Man Arrested for Buying Counterfeit Euros in 2015
After he had arrived at an airport in Madrid, local law enforcement arrested a 29-year-old from Switzerland on an international arrest warrant. He had no idea why Madrid authorities had arrested him, he told the courtroom at the district court in Lörrach, Germany. After two beatings, he said, he understood that a 2015 purchase of counterfeit euros from a darknet market vendor had finally caught up with him. After the court heard the details of his story, even the prosecution agreed upon a lenient sentence for the man. He returned home to Switzerland, sentenced only to six months probation.

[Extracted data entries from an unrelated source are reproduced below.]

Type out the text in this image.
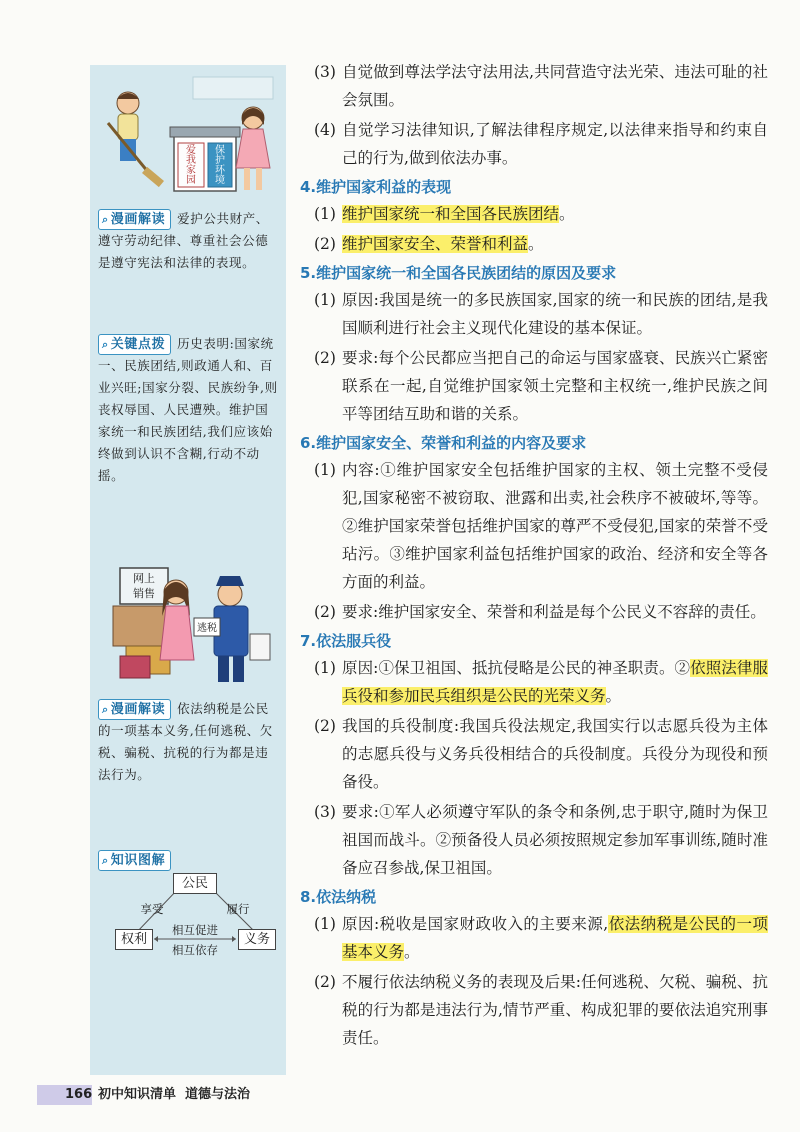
爱我家园
保护环境
⌕ 漫画解读 爱护公共财产、遵守劳动纪律、尊重社会公德是遵守宪法和法律的表现。
⌕ 关键点拨 历史表明:国家统一、民族团结,则政通人和、百业兴旺;国家分裂、民族纷争,则丧权辱国、人民遭殃。维护国家统一和民族团结,我们应该始终做到认识不含糊,行动不动摇。
网上
销售
逃税
⌕ 漫画解读 依法纳税是公民的一项基本义务,任何逃税、欠税、骗税、抗税的行为都是违法行为。
⌕ 知识图解
公民
权利	义务
享受	履行
相互促进
相互依存
(3) 自觉做到尊法学法守法用法,共同营造守法光荣、违法可耻的社会氛围。
(4) 自觉学习法律知识,了解法律程序规定,以法律来指导和约束自己的行为,做到依法办事。
4.维护国家利益的表现
(1) 维护国家统一和全国各民族团结。
(2) 维护国家安全、荣誉和利益。
5.维护国家统一和全国各民族团结的原因及要求
(1) 原因:我国是统一的多民族国家,国家的统一和民族的团结,是我国顺利进行社会主义现代化建设的基本保证。
(2) 要求:每个公民都应当把自己的命运与国家盛衰、民族兴亡紧密联系在一起,自觉维护国家领土完整和主权统一,维护民族之间平等团结互助和谐的关系。
6.维护国家安全、荣誉和利益的内容及要求
(1) 内容:①维护国家安全包括维护国家的主权、领土完整不受侵犯,国家秘密不被窃取、泄露和出卖,社会秩序不被破坏,等等。②维护国家荣誉包括维护国家的尊严不受侵犯,国家的荣誉不受玷污。③维护国家利益包括维护国家的政治、经济和安全等各方面的利益。
(2) 要求:维护国家安全、荣誉和利益是每个公民义不容辞的责任。
7.依法服兵役
(1) 原因:①保卫祖国、抵抗侵略是公民的神圣职责。②依照法律服兵役和参加民兵组织是公民的光荣义务。
(2) 我国的兵役制度:我国兵役法规定,我国实行以志愿兵役为主体的志愿兵役与义务兵役相结合的兵役制度。兵役分为现役和预备役。
(3) 要求:①军人必须遵守军队的条令和条例,忠于职守,随时为保卫祖国而战斗。②预备役人员必须按照规定参加军事训练,随时准备应召参战,保卫祖国。
8.依法纳税
(1) 原因:税收是国家财政收入的主要来源,依法纳税是公民的一项基本义务。
(2) 不履行依法纳税义务的表现及后果:任何逃税、欠税、骗税、抗税的行为都是违法行为,情节严重、构成犯罪的要依法追究刑事责任。
166 初中知识清单  道德与法治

“I did not think much about it, I told myself,” the defendant told the courtroom when asked why he had purchased the notes. Investigators found that the man had purchased 10 fake €50 notes from a darknet market vendor. The purchase took place at some point in May 2015. He picked the notes up nearly one month later at a packing station in Weil am Rhein. The 29-year-old had been travelling when he placed the order. However, when he finally picked the notes up in Germany, he saw their poor quality and chose not to spend the notes. He even spoke to one of his friends—a lawyer—about the notes. The lawyer told him a story about “someone was sentenced to 10 years in prison for a fake note.”
He got rid of the notes and moved on with his life. He travelled to several countries in between 2015 and his late 2017 arrest. On September 2017, the man had planned a trip home to visit his family. Authorities in Madrid arrested him at the airport and immediately threw him in jail. They beat him twice, he told the court. He said they placed him in extradition custody for 10 days before shipping him to Frankfurt, Germany. He arrived in Frankfurt without luggage, money, or a way to get home. His mother found out what had happened and secured his release in Germany.
German authorities released him and the man flew home to his family. He later returned to court in Germany to face the charges. He learned that shortly after he had purchased the counterfeit notes, Italian police investigated a counterfeit vendor on the darknet who sold fake notes to customers across Europe. After a brief investigation, authorities arrested the vendor and seized a USB drive. On the drive, investigators said, the vendor had maintained a list of customers. One of those customers was the 29-year-old man.
After hearing that he had torn the notes up not long after receiving them, the prosecution asked for a sentence that fit the man’s “less serious” counterfeiting crime. She wanted eight months on probation. The defendant’s lawyer wanted six months on probation. The court found six months on probation to be a fitting punishment, considering the fact that the bills never entered circulation.